Becoming a photographer is lot more than acquiring expensive cameras and an extensive lighting collection. To truly be a photographer, one must have creativity and a passion to create unique art. Unfortunately, capturing the portrait we have developed in our mind can sometimes be a challenge since we must somewhat rely on the subjects to convey our ideas. Luckily, as Marvell Smith divulges in the two hour long seminar below, there are things we can do as photographers to capture the poses we desire. Take a look:
Working With Talent
Getting shots that portray passion and creativity means you have to play photographer and director. When people are your subjects, as they so often are portraits, you have to guide them and them give them advice on posing. There are exceptions to this rule, of course, but we will not always be so fortunate as to work with professional models who instinctively know how to carry themselves for film.
Here a few tips to use when posing your talent:
- When taking candid shots, it’s especially important to be able to read body language. As an artist, body language is a major and universal means of communication, perhaps even more so than spoken word.
- When shooting men, have them put a slight bend in their leading leg so they do not appear too upright and rigid in the photograph.
- When shooting women, never shoot their collar bone straight on because it makes them appear wide. Have her slightly rotate or use a different camera angle.
- Pay attention to where people place their hands. Women especially should keep their fingers “soft” instead of having a death grip on things. You want the pose to look like an actual moment, not a stance.
- To help diffuse tension or nerves, instruct your subjects to breath or have one whisper something to the other to create a moment.
Practice Makes Perfect
Lastly, it’s important to remember that good photography comes from the heart.
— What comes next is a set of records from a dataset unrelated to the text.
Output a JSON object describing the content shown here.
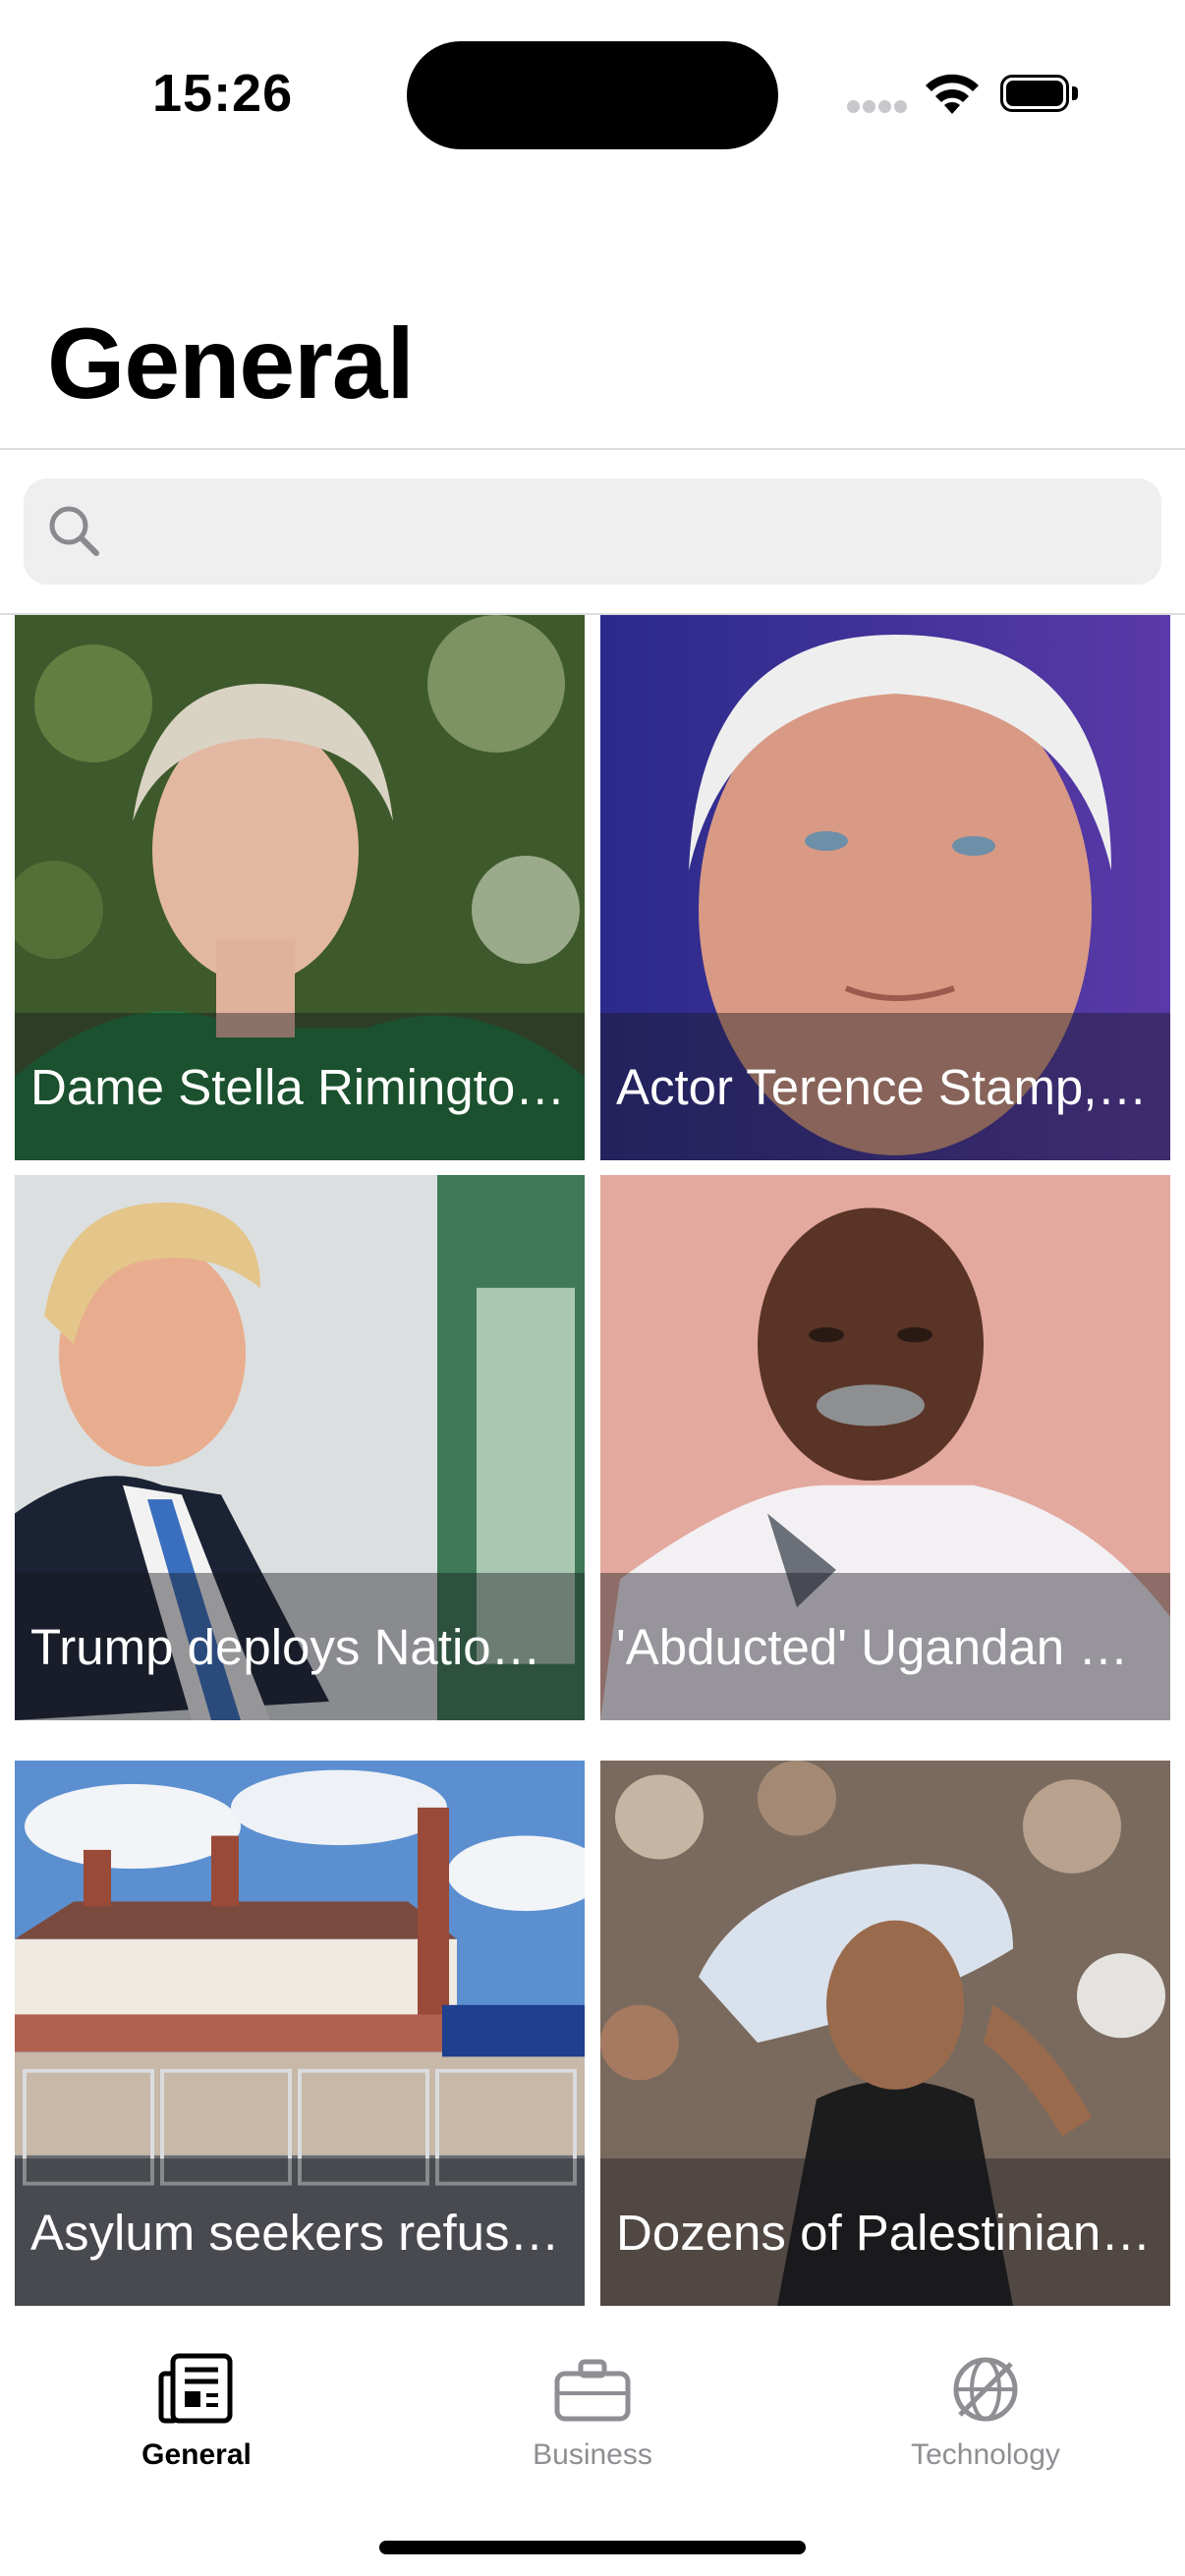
{
  "status_bar": {
    "time": "15:26"
  },
  "header": {
    "title": "General"
  },
  "search": {
    "placeholder": ""
  },
  "articles": [
    {
      "caption": "Dame Stella Rimington,…",
      "image": "portrait-woman-green-background"
    },
    {
      "caption": "Actor Terence Stamp,…",
      "image": "portrait-man-purple-background"
    },
    {
      "caption": "Trump deploys National…",
      "image": "portrait-man-suit-blue-tie"
    },
    {
      "caption": "'Abducted' Ugandan un…",
      "image": "portrait-man-pink-background"
    },
    {
      "caption": "Asylum seekers refusin…",
      "image": "hotel-building-with-fences"
    },
    {
      "caption": "Dozens of Palestinians…",
      "image": "man-carrying-flour-sack"
    }
  ],
  "tabbar": {
    "tabs": [
      {
        "label": "General",
        "icon": "newspaper-icon",
        "active": true
      },
      {
        "label": "Business",
        "icon": "briefcase-icon",
        "active": false
      },
      {
        "label": "Technology",
        "icon": "globe-slash-icon",
        "active": false
      }
    ]
  },
  "colors": {
    "active_tab": "#000000",
    "inactive_tab": "#8e8e93",
    "search_bg": "#efefef"
  }
}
Create photographs that you want to create and that passion will show in your work. As you grow as a photographer, whether you are a professional or amateur, it’s necessary to develop your own style. Also, knowing your equipment (i.e. how certain lenses and focal lengths will distort a face) will help play a major role in how happy your clients are with your work.
“For portrait shooters, our goal is to make our subject look good. They don’t care what lighting we use. They don’t care what lens we use. They care whether or not they look great.”